В те постреволюционно-капиталистичекие холодные зимы люди («алкаши» и бездомные) гибли сотнями, а может быть, и тысячами: подъезды все заперты на железные двери, странноприимных домов нет (и до сих пор – нет), больнички перенабиты (с коридорами и лестничными маршами) стариками, онкологическими, наркоманами и просто по-честному больными. Вот когда это всё началось. Народ наш во второй раз (после Ленина – Сталина) лишили чести и достоинства. Вот он ныне и отрывается – на иномарках (остановки с детьми и женщинами сносит), на яхтах, на пляжах. Расчеловечиться легко. Очеловечиться – почти невозможно.

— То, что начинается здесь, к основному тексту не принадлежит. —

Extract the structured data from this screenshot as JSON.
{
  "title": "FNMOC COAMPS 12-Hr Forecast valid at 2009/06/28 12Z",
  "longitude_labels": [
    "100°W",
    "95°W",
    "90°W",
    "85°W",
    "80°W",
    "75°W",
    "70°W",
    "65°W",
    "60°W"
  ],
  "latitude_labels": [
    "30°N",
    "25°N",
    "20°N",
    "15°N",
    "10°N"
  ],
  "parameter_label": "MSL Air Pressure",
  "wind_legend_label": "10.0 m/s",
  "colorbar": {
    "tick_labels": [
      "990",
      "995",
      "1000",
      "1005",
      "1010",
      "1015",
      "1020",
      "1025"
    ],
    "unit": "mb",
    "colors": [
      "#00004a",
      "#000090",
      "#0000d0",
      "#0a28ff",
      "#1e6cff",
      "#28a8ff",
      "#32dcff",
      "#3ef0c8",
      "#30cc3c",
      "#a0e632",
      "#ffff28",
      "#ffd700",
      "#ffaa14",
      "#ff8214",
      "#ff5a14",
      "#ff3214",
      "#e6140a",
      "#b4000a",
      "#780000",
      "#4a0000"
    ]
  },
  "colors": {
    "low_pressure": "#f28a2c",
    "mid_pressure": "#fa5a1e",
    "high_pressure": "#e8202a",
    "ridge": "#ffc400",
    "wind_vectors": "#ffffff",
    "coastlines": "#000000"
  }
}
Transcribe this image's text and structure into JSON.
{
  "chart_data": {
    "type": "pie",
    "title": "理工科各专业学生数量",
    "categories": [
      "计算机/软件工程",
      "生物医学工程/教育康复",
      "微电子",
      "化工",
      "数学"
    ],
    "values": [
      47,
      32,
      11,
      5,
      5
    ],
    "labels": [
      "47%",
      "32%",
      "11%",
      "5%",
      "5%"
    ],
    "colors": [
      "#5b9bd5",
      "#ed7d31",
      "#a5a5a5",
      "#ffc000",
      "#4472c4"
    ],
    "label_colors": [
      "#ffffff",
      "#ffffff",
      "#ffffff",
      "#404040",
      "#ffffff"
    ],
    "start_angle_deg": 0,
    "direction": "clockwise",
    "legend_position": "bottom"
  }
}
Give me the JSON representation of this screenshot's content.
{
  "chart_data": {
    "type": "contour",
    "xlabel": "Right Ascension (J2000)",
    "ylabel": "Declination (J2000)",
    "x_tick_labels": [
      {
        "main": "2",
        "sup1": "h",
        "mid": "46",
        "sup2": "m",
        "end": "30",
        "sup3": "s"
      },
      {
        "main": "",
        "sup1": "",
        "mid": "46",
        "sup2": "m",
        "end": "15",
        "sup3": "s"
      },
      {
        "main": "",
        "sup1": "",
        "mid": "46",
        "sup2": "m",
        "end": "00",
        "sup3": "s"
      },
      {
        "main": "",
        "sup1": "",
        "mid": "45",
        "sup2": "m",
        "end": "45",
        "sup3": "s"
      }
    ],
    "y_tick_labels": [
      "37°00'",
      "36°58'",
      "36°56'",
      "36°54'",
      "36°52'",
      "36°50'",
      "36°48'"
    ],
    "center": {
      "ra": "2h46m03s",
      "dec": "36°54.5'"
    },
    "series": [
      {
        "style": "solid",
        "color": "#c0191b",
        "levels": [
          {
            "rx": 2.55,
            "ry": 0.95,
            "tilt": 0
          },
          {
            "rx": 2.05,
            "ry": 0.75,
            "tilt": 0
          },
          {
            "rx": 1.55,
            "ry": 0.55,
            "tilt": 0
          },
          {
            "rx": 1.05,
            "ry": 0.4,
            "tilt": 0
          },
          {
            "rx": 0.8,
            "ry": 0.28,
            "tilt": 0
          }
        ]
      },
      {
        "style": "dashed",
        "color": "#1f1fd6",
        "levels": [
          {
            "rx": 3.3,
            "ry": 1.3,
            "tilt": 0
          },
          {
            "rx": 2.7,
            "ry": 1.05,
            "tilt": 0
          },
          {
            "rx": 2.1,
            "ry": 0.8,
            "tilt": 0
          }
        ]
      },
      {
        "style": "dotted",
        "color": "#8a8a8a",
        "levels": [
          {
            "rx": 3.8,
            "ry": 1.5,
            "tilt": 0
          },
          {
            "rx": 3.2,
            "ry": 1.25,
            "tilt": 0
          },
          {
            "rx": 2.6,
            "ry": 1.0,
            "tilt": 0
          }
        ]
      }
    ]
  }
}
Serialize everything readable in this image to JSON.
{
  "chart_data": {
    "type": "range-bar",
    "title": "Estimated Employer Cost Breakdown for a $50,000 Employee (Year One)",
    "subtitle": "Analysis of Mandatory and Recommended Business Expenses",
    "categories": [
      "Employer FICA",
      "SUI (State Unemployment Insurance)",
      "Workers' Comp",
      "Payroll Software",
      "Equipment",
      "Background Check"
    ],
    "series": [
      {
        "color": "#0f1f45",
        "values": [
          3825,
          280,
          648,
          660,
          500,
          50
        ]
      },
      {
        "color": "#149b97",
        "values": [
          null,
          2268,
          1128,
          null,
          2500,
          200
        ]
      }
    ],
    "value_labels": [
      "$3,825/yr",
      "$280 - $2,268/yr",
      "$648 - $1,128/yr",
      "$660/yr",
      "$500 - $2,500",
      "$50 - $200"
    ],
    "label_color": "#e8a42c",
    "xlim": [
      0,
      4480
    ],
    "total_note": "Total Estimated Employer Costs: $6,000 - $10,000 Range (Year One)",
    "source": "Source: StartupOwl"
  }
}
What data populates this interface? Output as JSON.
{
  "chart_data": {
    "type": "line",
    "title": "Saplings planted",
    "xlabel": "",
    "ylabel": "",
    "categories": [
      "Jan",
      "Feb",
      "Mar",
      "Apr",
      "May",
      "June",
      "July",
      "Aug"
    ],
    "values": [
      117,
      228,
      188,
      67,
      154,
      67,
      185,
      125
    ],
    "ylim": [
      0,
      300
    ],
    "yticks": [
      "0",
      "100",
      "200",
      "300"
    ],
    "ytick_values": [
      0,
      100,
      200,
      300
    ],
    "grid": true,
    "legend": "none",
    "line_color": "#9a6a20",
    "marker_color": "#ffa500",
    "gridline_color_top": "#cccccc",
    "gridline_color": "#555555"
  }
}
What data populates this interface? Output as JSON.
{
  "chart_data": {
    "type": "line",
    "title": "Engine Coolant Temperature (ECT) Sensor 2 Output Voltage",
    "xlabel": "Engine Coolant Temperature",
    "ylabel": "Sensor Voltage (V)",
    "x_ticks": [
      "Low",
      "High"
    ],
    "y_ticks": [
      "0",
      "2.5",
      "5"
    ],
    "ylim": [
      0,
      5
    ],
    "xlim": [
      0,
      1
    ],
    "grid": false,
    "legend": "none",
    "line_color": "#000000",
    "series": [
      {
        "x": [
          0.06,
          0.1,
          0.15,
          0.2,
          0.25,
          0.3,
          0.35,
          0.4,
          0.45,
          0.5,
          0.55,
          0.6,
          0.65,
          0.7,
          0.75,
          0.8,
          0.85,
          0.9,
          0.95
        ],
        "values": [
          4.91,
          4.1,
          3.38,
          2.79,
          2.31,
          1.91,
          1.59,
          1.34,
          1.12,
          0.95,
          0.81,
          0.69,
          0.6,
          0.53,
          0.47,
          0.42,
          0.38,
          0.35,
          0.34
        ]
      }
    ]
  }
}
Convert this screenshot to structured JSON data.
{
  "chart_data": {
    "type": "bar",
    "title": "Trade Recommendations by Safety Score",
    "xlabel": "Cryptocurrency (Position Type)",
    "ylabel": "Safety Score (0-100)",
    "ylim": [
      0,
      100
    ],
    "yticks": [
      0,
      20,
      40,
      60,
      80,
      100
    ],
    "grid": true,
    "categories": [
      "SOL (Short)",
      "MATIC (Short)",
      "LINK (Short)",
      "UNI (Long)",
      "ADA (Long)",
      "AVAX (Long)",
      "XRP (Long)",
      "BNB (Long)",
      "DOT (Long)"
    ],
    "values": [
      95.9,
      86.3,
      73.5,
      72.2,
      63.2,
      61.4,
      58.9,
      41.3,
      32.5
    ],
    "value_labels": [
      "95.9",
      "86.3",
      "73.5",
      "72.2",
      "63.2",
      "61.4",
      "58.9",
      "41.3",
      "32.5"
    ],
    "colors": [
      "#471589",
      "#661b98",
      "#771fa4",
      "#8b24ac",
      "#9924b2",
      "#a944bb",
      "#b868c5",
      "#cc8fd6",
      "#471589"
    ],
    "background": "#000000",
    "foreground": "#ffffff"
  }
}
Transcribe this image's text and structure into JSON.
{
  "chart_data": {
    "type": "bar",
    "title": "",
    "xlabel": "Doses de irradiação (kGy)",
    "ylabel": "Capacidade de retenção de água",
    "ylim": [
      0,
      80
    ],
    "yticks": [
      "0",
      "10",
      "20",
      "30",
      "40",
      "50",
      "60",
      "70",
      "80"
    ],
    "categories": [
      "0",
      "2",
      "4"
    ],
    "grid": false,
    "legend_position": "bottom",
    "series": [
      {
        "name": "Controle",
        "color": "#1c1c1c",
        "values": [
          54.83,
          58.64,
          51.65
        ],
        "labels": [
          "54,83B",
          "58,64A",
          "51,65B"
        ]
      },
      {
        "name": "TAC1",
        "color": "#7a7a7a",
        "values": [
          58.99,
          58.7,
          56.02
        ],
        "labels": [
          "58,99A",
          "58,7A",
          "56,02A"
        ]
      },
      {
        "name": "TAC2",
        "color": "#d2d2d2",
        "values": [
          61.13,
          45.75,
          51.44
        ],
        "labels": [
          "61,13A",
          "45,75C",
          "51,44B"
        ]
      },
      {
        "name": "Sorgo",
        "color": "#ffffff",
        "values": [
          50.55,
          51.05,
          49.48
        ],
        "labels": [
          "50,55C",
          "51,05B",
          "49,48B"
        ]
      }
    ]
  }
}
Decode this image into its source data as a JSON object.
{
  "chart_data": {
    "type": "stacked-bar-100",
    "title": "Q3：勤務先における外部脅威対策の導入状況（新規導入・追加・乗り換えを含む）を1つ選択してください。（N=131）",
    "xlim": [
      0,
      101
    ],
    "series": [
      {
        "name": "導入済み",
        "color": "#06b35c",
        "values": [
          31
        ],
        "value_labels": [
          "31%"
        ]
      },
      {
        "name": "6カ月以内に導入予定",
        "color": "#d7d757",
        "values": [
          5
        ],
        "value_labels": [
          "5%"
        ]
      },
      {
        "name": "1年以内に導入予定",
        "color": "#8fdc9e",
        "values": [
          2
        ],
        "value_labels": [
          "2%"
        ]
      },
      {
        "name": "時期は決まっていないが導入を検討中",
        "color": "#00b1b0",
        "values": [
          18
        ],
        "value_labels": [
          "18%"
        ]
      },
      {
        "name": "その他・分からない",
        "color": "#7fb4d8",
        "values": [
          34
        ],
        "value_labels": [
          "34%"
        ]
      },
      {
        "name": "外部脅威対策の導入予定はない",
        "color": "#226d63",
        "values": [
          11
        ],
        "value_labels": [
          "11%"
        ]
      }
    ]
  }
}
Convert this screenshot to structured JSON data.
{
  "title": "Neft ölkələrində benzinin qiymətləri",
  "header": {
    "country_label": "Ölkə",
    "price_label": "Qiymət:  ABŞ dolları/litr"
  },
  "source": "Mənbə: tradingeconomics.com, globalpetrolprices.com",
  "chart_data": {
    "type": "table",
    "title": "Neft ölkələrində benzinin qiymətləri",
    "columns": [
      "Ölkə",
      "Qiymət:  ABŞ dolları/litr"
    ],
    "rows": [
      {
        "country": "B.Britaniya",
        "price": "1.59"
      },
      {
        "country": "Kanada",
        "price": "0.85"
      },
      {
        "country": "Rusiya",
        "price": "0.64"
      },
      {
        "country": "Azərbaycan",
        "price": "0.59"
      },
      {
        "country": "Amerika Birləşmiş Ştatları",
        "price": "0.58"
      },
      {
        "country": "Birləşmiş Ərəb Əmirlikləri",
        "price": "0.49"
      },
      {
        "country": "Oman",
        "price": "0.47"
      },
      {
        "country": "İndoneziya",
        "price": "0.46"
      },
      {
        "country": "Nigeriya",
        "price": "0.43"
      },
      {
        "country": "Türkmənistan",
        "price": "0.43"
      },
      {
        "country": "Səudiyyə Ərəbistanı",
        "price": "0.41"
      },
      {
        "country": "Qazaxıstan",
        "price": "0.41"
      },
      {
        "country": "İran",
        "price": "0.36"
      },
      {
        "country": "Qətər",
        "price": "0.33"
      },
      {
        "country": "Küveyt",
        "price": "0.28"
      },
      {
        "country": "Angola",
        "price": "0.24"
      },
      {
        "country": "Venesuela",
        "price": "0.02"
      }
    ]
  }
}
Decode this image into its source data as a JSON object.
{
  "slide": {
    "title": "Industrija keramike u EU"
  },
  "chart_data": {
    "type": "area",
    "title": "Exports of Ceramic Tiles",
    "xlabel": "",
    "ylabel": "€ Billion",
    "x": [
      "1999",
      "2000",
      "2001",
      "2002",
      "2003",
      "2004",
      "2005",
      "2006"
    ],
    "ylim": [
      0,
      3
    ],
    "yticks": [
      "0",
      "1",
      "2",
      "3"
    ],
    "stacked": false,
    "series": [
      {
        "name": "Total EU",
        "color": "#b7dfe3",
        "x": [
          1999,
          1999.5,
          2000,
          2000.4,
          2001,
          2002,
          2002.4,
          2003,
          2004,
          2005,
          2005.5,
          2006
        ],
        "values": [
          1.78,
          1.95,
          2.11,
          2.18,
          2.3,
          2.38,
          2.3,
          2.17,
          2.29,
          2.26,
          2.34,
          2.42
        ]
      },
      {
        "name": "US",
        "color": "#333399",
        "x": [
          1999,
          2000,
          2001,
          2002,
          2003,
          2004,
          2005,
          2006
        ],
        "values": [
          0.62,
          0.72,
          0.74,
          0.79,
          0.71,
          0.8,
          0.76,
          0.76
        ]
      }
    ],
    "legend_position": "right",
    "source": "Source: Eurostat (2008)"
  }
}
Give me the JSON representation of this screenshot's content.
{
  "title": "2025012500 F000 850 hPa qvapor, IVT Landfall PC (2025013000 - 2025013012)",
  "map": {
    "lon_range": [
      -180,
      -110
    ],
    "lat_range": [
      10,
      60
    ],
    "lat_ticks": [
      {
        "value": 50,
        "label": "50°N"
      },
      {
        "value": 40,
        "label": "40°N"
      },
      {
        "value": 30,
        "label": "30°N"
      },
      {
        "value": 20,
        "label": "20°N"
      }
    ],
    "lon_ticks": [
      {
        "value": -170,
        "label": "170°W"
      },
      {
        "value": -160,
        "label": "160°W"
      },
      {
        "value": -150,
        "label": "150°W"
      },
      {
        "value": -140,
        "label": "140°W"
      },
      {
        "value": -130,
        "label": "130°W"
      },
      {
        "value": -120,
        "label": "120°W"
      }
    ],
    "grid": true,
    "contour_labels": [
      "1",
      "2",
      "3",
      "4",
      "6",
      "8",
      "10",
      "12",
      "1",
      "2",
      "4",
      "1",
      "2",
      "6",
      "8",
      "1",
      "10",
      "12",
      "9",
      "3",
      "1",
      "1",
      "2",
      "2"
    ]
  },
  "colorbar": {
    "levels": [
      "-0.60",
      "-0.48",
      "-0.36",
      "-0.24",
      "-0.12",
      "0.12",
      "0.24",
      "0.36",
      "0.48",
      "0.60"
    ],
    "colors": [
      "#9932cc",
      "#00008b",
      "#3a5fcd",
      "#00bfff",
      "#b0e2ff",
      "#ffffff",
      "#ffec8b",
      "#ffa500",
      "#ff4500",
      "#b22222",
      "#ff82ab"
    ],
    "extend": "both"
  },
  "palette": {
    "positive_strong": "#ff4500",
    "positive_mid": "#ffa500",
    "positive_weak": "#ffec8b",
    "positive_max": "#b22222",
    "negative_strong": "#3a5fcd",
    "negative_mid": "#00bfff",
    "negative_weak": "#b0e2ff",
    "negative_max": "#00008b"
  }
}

Больно и страшно смотреть на людей, разбирающих помойки в поисках еды. Невыносимо больно думать о том, что осталось от школы (всё: читать-писать умеют единицы), невозможно смотреть на разрушаемые вузы, на классический университет, распиленный на институты, страшно смотреть на разрушение и обветшание фундаментальной науки (не-прикладной и бесполезной, нецелесообразной с точки зрения власти).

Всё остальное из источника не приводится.